Nests also allow the exploitation of new microhabitats, as they are
often constructed off the ground, on tree trunks or cave walls (Decae et
al., 2021; Griswold & Ledford, 2001; Raven, 1986). In this way,
evolution from a burrow to a nest represents an evolutionary pathway
with similar trade-offs to the opportunistic, web-building niche: the
sacrifice of microclimate regulation for an expanded foraging area and
exploitation of a different microhabitat.

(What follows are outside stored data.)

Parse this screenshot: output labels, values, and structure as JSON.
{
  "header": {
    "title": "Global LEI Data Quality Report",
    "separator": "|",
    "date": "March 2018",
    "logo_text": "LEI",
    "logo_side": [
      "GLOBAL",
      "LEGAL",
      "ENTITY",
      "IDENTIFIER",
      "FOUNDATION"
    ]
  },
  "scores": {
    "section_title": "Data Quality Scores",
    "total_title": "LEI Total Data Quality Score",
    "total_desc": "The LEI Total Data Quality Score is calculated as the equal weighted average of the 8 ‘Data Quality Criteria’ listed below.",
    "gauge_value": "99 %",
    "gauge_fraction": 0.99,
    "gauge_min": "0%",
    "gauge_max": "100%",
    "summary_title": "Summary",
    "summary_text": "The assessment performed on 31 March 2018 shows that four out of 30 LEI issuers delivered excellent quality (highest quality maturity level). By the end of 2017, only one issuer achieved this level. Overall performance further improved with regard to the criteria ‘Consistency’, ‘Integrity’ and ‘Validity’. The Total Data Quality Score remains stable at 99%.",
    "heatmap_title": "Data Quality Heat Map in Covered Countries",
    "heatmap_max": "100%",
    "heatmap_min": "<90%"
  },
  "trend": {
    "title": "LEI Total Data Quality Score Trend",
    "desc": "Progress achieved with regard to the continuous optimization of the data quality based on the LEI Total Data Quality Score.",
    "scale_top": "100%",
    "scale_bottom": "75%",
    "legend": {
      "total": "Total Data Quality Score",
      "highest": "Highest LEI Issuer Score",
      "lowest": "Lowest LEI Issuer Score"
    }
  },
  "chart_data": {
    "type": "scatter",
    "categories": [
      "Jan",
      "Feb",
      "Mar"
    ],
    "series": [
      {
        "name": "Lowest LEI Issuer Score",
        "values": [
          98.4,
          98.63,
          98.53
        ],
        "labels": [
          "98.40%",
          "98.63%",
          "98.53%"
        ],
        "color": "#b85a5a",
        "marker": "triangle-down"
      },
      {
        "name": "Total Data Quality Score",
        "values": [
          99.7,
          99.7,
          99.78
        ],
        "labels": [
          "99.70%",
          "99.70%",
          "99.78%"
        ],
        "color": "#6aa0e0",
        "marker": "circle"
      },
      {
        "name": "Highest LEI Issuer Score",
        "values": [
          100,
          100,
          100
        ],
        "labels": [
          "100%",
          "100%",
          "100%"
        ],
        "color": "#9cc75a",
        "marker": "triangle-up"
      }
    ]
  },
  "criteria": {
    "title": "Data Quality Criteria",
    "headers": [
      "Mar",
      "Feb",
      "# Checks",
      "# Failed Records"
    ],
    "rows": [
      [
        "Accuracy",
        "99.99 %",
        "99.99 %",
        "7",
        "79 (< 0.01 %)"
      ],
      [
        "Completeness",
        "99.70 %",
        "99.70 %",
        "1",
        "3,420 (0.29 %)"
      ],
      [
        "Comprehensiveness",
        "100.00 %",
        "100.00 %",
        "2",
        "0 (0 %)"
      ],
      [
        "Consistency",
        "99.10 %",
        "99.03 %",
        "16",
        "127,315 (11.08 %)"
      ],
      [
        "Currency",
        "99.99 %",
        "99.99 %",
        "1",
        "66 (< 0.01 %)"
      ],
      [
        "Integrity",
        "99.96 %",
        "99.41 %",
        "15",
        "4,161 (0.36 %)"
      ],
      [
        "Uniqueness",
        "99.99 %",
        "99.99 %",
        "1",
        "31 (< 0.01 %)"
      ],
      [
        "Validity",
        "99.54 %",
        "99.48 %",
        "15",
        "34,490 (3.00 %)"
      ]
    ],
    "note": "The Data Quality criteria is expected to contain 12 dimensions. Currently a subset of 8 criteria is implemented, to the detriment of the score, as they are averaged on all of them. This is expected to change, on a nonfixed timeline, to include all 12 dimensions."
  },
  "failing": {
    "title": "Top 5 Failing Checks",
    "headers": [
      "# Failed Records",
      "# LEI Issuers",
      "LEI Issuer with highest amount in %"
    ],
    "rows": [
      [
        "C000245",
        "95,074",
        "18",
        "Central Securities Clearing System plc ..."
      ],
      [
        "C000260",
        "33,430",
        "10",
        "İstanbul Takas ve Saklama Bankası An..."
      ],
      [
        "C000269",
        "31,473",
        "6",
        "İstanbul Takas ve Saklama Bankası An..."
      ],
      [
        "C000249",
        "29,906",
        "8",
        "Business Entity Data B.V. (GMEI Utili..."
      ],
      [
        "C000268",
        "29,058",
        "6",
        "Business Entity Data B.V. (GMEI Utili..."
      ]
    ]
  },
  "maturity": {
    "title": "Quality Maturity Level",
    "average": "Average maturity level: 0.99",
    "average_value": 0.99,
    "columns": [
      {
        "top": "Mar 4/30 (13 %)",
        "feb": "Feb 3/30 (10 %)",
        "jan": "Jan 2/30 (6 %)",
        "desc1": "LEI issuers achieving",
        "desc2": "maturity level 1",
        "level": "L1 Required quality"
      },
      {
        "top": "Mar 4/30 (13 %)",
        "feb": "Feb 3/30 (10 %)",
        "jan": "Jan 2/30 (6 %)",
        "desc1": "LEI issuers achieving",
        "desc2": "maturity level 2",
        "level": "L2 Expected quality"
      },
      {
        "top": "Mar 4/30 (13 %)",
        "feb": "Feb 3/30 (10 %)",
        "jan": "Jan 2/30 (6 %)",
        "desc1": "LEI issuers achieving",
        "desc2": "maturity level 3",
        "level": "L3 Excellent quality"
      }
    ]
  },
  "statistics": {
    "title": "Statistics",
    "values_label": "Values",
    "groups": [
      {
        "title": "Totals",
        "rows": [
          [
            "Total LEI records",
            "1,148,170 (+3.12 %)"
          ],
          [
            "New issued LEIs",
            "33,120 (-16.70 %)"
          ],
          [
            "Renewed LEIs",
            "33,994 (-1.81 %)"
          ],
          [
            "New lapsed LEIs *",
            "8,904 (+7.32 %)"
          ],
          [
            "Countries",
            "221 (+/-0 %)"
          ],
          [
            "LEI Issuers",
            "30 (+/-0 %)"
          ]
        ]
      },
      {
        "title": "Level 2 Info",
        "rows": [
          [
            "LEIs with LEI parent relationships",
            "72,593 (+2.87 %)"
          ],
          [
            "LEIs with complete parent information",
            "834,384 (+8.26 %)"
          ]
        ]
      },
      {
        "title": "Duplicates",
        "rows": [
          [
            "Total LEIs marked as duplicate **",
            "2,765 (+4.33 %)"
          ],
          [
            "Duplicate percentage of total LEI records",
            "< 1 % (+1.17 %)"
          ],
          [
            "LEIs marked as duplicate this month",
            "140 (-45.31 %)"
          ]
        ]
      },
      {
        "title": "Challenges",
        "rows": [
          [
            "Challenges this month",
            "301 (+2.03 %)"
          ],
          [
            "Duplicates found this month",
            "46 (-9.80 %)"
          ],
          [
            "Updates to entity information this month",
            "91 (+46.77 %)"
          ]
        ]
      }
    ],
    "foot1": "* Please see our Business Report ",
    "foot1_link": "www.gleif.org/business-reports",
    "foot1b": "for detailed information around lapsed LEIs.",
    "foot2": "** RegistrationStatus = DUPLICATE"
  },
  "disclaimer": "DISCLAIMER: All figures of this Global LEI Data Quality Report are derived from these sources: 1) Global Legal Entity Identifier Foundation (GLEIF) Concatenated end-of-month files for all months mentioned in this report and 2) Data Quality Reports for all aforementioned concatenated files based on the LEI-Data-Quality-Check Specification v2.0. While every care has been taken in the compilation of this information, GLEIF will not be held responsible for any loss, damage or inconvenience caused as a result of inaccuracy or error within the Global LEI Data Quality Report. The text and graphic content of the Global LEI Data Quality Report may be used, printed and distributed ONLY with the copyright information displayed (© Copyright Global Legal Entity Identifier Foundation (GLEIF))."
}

Patterns of niche trade-offs in the Mygalomorphae are clearly complex
and cannot be explained with reference to a single environmental
variable. Climate and weather, environmental complexity and niche
availability, and the abundance of predators and prey probably all play
a role in determining the success of a particular behavioral niche in an
environment. Furthermore, microhabitat differences mean that in optimal
conditions, species inhabiting different niches often occur together,
for example in sub-tropical eastern Australia many areas exist where
several burrowing (e.g., Idiopidae, Anamidae), nesting (Barychelidae,
Migidae) and opportunistic (Euagridae, Hexathelidae and Atracidae) taxa
occur in direct sympatry. In general, burrowing taxa probably have the
highest resilience to environmental extremes and are also able to
exploit relatively bare microhabitats. In contrast, web-building and
nest-building taxa probably require milder environmental conditions but
allow the spider to expand its foraging area and exploit new
microhabitats: existing spaces under logs, embankments and foliage for
opportunists, and hard substrates off the ground for nest-builders.